Jede fünfte Person in Deutschland hat einen Migrationshintergrund — 16 Millionen Menschen also, die möglicherweise nicht nur in einer, sondern in zwei Sprachen „zu Hause“ sind. Zwei Sprachen, das sind zwei Identitäten, zwei Kulturen, zwei Lieben. Auch Lena kennt das Gefühl. Eine Liebeserklärung ohne Worte

Text: Lena Ljucovic

„Ajo nuk flet më shkollë”. Das ist albanisch und bedeutet umgangssprachlich „Sie spricht grammatikalisch falsch“ oder „Sie spricht nur Bauernalbanisch“. Dieser Satz, der wörtlich übersetzt so viel heißt wie „Sie spricht nicht mit Schule“ wird von den in den Alpen lebenden Albaner*innen verwendet, um Leute wie mich zu beschreiben. Ich beherrsche die albanische Sprache nicht in ihrer grammatikalisch richtigen Form. Ich habe nur „Bauernalbanisch“ gelernt und auch das kann ich nicht richtig. Ich spreche ohne Schule, so wie diejenigen, die nie eine Schule besucht haben. Ich war aber in der Schule und ich habe sogar studiert — auf Deutsch, der Sprache, die ich mit Schule spreche.

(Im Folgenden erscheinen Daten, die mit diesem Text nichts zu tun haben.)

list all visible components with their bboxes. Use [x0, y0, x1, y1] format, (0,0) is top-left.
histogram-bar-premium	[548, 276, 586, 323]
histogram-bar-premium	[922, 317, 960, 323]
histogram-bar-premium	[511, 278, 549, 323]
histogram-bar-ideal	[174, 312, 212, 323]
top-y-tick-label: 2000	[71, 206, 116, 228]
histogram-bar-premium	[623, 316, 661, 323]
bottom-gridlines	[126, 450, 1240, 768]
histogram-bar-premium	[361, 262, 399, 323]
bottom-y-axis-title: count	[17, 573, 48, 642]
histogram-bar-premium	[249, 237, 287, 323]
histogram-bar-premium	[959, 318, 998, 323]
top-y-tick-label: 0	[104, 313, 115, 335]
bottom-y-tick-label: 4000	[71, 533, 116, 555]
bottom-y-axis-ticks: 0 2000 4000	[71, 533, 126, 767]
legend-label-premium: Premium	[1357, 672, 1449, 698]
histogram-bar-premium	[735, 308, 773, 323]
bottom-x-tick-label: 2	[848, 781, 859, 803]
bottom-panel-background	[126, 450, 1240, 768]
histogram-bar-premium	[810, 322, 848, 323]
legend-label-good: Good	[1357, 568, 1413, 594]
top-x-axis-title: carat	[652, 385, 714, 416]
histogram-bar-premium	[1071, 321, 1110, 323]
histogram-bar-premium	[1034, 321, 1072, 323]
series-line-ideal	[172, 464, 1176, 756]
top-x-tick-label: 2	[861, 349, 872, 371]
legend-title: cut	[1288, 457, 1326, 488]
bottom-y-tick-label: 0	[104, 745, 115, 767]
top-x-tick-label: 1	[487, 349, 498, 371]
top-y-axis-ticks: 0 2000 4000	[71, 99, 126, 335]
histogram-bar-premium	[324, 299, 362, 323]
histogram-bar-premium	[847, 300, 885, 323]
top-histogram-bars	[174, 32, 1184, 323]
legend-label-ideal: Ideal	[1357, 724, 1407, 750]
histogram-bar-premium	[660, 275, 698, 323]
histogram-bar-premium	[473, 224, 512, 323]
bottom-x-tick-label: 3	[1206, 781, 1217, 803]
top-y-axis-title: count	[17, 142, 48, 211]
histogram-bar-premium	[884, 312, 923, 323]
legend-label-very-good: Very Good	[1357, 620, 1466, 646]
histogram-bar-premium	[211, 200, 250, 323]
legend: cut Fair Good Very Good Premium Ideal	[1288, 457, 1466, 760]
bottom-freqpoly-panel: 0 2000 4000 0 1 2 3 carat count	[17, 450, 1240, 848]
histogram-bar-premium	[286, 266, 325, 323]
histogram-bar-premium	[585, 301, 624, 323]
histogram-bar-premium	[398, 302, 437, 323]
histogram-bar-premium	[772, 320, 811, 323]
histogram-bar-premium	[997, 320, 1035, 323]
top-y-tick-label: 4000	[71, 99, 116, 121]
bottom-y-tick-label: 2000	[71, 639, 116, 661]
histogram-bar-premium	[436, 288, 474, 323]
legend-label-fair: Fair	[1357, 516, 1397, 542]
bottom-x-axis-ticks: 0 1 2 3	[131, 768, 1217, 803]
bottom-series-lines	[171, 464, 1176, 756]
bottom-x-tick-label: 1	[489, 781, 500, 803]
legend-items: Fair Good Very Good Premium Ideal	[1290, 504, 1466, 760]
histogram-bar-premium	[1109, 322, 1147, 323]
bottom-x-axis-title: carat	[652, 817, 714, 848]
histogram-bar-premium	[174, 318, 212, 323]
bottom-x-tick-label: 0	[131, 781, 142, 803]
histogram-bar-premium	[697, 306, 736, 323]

Albanisch hingegen ist die Sprache, die wir nur zu Hause gesprochen haben. Und das auch nur, wenn uns die deutschen Nachbarn nicht hören konnten. Später wollte ich es nicht mehr sprechen, weil alle meine Freundinnen Deutsche sind. Noch später, mit 15, wollte ich dann wieder die Sprache meiner Eltern sprechen, aber mein Albanisch war dann nicht mehr nur ohne Schule, sondern auch ohne Worte. Mein Wortschatz war deutlich geschrumpft. Ich fand es nicht weiter schlimm, schließlich war es ja nur die Sprache, die wir im privaten Raum sprachen und nicht weiter nützlich.
Heute finde ich es schlimm. Es ist nicht nur die Sprache, die wir zu Hause sprechen, es ist die Sprache mit Zuhause. Es ist die Sprache, die ich mit kleinen Kindern sprechen möchte, in der ich häufig träume und die ich fühle. Wenn ich in Berlin in der U-Bahn sitze und jemanden auf Albanisch sprechen höre, kribbelt es in meinem Bauch. Und: Ich habe das Bedürfnis, mich als Albanerin zu erkennen zu geben.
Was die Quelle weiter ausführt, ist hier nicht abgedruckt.